The main.zig reads a file, runs the scanner, and prints each token:

pub fn main() !void {
    var gpa: std.heap.GeneralPurposeAllocator(.{}) = .init;
    defer _ = gpa.deinit();
    const allocator = gpa.allocator();

    const args = try std.process.argsAlloc(allocator);
    defer std.process.argsFree(allocator, args);

    if (args.len < 2) {
        std.debug.print("usage: zpars <file.abnf>\n", .{});
        std.process.exit(1);
    }

    const source = try std.fs.cwd().readFileAlloc(allocator, args[1], 1024 * 1024);
    defer allocator.free(source);

    var scanner = zpars.Scanner.init(allocator, source);
    defer scanner.deinit();

    const tokens = try scanner.scanTokens();

    var stdout_buffer: [4096]u8 = undefined;
    var stdout_writer = std.fs.File.stdout().writer(&stdout_buffer);
    const stdout = &stdout_writer.interface;

    for (tokens) |tok| {
        try stdout.print("[{d}:{d: >3}] {s: <16} \"{s}\"\n", .{
            tok.line,
            tok.start,
            @tagName(tok.tag),
            tok.lexeme(source),
        });
    }
    try stdout.flush();
}

Running it on ABNF’s own grammar definition (zig build run -- examples/rfc5234.abnf) produces output like:

[1:  0] rulename         "rulelist"
[1:  9] equals           "="
[1: 11] number           "1"
[1: 12] star             "*"
[1: 13] left_paren       "("
[1: 14] rulename         "rule"
...

Each line shows the line number, byte offset, token tag, and the actual lexeme from the source.

Takeaways

A few things stood out while writing this:

Zero-copy tokens work well.
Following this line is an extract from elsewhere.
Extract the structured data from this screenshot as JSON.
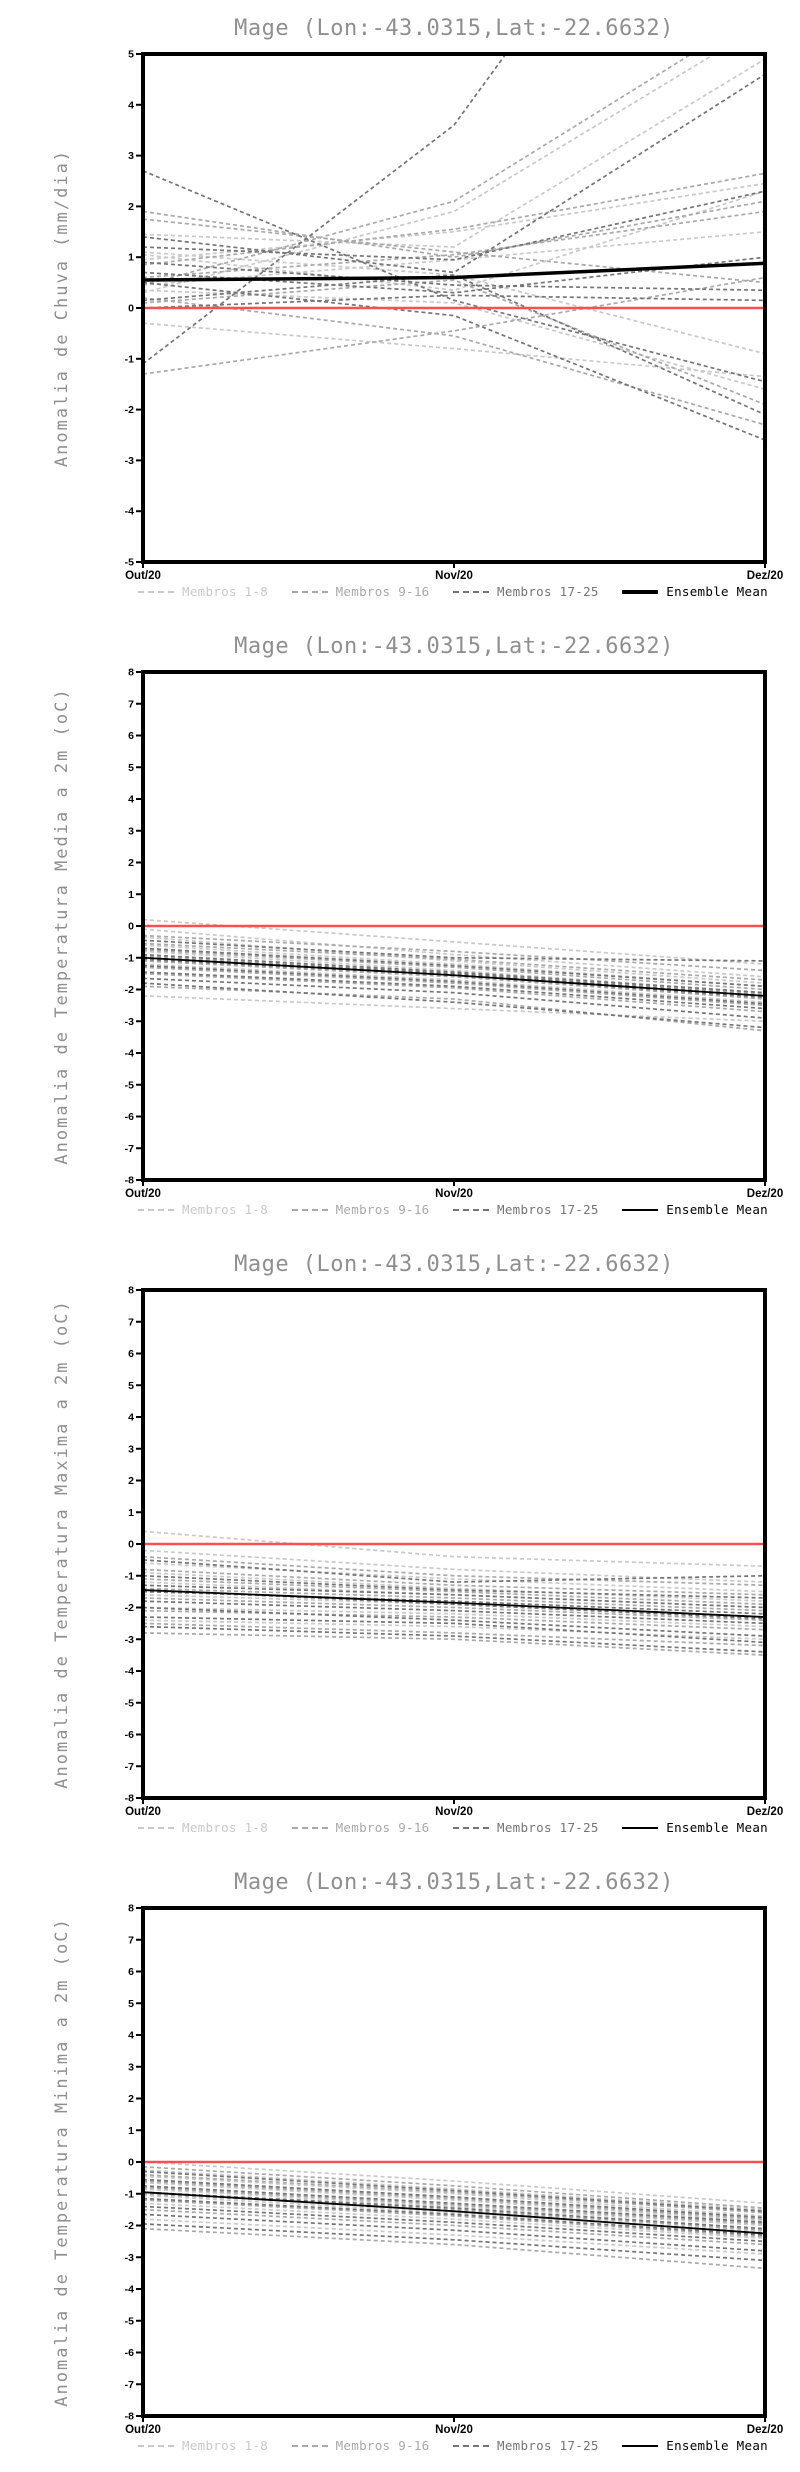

Storing offsets into the source string avoids allocations per token and keeps the data cache-friendly.
std.ArrayList with explicit allocator. Zig’s approach of passing the allocator explicitly makes it obvious where memory comes from and easy to swap allocators later.
Function pointers for digit predicates. No generics or comptime needed — consumeDigits takes a plain function pointer and the compiler can still inline it.
The scanner is ~180 lines. ABNF is a small language, and Zig doesn’t get in the way. No boilerplate, no ceremony.

The full source is at github.com/q-uint/zpars. Next step: building a parser on top of these tokens.